Before departing for Gorilla Tracking

  1. In Rwanda a maximum of 8 tourists may visit a group of habituated mountain gorillas in a day. This is done to ensure minimal behavioral disturbance to the gorillas and the risk of their exposure to human-borne diseases.
  2. Make sure that you wash your hands before your tracking exercise

On the way to the gorillas:

  1. Please always keep your voices low. You will also be able to observe the great bird life and other wildlife in the forest.
  2. DO NOT leave rubbish in the park. Whatever you bring into the forest should be carried back out with you.
  3. You will be taken to where the guides observed the gorillas the day before. From there you will follow the gorilla’s trail to find them. Look out for the gorilla’s nesting sites along the way!
  4. When you approach the mountain gorillas, the guides will inform you to get ready.

When you are with the gorillas:

  1. A 7 meter (21 feet) distance should tried to be observed at all times from the gorillas. The further back you are, the more relaxed the group will be.
  2. You must stay in tight group whey you are near the gorillas.
  3. Keep your voices down at all times. However, it is okay to ask the guide questions.
  4. Do not smoke, drink or eat when you are near the gorillas. Eating or drinking inevitably will increase the risk of food/drink morsels/droplets falling, which could increase the risk of transmission of diseases.
  5. Sometimes the gorillas charge. Follow the guides example (crouch down slowly, do not look the gorillas directly in the eyes and wait for the animals to pass). Do not attempt to run away because that will increase the risk.
  6. Flash photography is not permitted! When taking pictures move slowly and carefully.
  7. Do not touch the gorillas. They are wild animals.
  8. The maximum time you can spend with the gorillas is one hour. However, if the gorillas become agitated or nervous, the guide will finish the visit early.
  9. After the visit keep your voices down until you are 200 meters away from the gorillas.

General health rules:

Remember that mountain gorillas are very susceptible to human diseases.
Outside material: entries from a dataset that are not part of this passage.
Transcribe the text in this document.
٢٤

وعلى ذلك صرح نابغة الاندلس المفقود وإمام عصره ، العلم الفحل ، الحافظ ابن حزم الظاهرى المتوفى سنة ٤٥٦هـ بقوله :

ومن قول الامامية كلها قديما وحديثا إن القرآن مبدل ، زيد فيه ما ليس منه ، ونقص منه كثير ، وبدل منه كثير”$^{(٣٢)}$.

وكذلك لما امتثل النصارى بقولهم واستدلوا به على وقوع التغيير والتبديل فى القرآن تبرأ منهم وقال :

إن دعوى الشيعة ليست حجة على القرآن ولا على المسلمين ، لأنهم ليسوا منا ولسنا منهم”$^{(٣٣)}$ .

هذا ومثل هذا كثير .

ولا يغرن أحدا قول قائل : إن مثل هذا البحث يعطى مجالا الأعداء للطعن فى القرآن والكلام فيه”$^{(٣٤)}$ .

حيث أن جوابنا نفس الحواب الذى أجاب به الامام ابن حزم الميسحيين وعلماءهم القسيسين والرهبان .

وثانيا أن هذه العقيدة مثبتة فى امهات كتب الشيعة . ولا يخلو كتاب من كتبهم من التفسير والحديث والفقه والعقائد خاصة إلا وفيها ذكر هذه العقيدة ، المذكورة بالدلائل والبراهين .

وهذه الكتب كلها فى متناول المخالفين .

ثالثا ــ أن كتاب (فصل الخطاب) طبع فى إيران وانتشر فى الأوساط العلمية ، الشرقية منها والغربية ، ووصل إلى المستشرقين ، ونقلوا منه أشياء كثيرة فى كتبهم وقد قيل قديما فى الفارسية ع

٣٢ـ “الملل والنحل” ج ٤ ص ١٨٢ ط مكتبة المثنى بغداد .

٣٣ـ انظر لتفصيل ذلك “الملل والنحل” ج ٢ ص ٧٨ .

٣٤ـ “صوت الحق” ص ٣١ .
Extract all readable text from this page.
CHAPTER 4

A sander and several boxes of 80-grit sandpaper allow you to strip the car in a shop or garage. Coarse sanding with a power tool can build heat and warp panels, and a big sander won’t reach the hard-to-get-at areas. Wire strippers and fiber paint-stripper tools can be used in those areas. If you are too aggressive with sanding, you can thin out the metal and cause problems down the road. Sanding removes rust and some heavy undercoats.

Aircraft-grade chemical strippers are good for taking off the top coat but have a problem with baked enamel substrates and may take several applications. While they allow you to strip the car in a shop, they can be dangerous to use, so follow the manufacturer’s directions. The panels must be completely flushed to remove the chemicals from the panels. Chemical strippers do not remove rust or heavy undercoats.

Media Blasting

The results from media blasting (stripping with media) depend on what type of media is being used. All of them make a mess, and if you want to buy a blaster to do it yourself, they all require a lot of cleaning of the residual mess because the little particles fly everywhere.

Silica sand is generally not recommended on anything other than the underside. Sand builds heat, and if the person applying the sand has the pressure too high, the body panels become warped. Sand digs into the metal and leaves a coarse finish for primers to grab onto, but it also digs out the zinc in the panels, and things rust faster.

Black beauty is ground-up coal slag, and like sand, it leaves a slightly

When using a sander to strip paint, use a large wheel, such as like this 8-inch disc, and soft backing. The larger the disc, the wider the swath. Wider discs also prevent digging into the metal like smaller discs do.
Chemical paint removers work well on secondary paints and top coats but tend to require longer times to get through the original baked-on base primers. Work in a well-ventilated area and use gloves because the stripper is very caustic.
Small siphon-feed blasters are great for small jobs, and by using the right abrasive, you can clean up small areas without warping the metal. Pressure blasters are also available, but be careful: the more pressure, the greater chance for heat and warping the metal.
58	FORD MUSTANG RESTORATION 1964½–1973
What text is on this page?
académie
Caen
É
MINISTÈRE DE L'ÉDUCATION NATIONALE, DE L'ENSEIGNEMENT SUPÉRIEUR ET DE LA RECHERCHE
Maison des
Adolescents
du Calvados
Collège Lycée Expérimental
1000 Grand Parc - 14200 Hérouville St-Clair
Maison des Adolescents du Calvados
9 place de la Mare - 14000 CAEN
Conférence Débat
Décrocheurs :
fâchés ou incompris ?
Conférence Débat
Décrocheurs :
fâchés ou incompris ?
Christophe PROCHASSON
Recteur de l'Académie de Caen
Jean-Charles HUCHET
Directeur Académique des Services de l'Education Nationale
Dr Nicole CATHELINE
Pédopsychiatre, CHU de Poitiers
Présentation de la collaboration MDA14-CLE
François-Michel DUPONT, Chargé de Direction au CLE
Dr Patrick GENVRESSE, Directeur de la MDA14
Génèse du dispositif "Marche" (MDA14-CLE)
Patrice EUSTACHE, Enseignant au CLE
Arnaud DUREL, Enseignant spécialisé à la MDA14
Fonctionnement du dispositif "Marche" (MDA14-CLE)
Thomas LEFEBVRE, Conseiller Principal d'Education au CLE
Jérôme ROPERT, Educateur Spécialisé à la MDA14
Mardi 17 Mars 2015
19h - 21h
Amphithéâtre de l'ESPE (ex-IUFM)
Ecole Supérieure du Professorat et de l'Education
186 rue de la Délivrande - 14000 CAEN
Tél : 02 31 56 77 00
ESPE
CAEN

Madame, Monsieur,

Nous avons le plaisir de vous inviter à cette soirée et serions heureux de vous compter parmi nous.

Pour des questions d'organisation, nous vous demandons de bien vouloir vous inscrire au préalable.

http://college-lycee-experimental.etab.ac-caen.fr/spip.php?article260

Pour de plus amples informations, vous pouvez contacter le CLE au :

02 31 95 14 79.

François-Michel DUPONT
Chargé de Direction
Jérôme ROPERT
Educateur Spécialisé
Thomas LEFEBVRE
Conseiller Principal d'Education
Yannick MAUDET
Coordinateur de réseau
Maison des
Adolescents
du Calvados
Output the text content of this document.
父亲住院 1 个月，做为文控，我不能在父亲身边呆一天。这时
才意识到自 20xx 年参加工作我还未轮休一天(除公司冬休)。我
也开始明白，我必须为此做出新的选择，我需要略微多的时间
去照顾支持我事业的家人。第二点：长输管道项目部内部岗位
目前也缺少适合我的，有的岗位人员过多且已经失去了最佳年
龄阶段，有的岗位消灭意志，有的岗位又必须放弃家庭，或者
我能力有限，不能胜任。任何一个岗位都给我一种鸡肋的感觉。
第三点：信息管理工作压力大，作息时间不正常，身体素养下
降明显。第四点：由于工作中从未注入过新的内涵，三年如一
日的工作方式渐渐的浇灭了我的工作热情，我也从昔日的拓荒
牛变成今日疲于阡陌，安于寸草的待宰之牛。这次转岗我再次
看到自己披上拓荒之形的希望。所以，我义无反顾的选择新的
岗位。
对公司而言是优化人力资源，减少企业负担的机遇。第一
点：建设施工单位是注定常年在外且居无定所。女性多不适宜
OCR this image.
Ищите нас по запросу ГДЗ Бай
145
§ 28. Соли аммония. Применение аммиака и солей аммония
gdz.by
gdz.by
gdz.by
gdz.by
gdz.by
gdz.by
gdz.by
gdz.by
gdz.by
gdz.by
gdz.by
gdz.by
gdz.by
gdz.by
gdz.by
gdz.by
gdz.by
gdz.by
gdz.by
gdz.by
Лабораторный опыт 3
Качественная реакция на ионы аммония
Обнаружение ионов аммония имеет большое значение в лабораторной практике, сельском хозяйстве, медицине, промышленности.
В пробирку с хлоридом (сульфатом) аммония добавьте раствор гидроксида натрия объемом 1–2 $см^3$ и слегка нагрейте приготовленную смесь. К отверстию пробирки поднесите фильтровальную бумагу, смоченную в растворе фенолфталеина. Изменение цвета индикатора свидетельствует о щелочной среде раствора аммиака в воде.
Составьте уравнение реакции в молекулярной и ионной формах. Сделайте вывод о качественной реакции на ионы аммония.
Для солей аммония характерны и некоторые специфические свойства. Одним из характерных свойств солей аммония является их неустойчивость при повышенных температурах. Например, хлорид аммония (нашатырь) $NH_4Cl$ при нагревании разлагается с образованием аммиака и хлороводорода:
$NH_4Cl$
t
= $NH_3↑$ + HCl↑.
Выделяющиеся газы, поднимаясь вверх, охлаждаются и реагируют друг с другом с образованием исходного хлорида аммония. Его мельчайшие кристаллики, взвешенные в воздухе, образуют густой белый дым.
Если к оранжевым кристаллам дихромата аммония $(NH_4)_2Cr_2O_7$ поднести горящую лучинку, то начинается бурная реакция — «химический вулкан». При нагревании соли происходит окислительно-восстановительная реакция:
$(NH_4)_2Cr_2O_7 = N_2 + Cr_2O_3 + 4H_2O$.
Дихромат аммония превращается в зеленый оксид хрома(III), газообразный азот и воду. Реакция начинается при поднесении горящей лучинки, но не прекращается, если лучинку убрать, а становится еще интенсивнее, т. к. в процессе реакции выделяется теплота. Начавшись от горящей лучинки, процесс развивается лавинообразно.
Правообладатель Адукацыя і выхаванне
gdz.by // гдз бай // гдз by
The following rules are ways to minimize the risk your visit might poses to them:

  1. Respect the limits imposed on the number of visitors allowed with the gorillas each day. This minimizes the risk of disease transmission and stress to the group.
  2. If you are feeling ill, or you are carrying a contagious disease, volunteer to stay behind. An alternate visit will be arranged for you, or you will be refunded your money.
  3. If you feel the urge to cough or sneeze when you are near the gorillas, please turn your head away and cover your nose and mouth in order to minimize the spread of bacteria or viruses.
  4. Always stay 7 meters (21 feet) away from the gorillas. This is to protect them from catching human diseases.
  5. Do not leave any rubbish (eg. food wrappers) in the park; foreign items can harbor diseases or other contaminants.
  6. If you need to go to the toilet while in the forest, please ask the guide to dig you a hole with his panga. Make sure the hole is 30 cm deep and fill it in when you are finished.

What to bring on your Gorilla Safari:

  1. Wear comfortable hiking shoes suitable for steep muddy slopes.
  2. Put on ear plugs for those who feel uncomfortable with the jungle sounds.
  3. Carry a packed lunch and enough drinking water.
  4. Carry rain gear, sunscreen lotion, a hat (as the weather is unpredictable) and insect repellent.
  5. Bring a photo of film camera. Using flashlight is not permitted so we recommend using films of 400-800 ASA.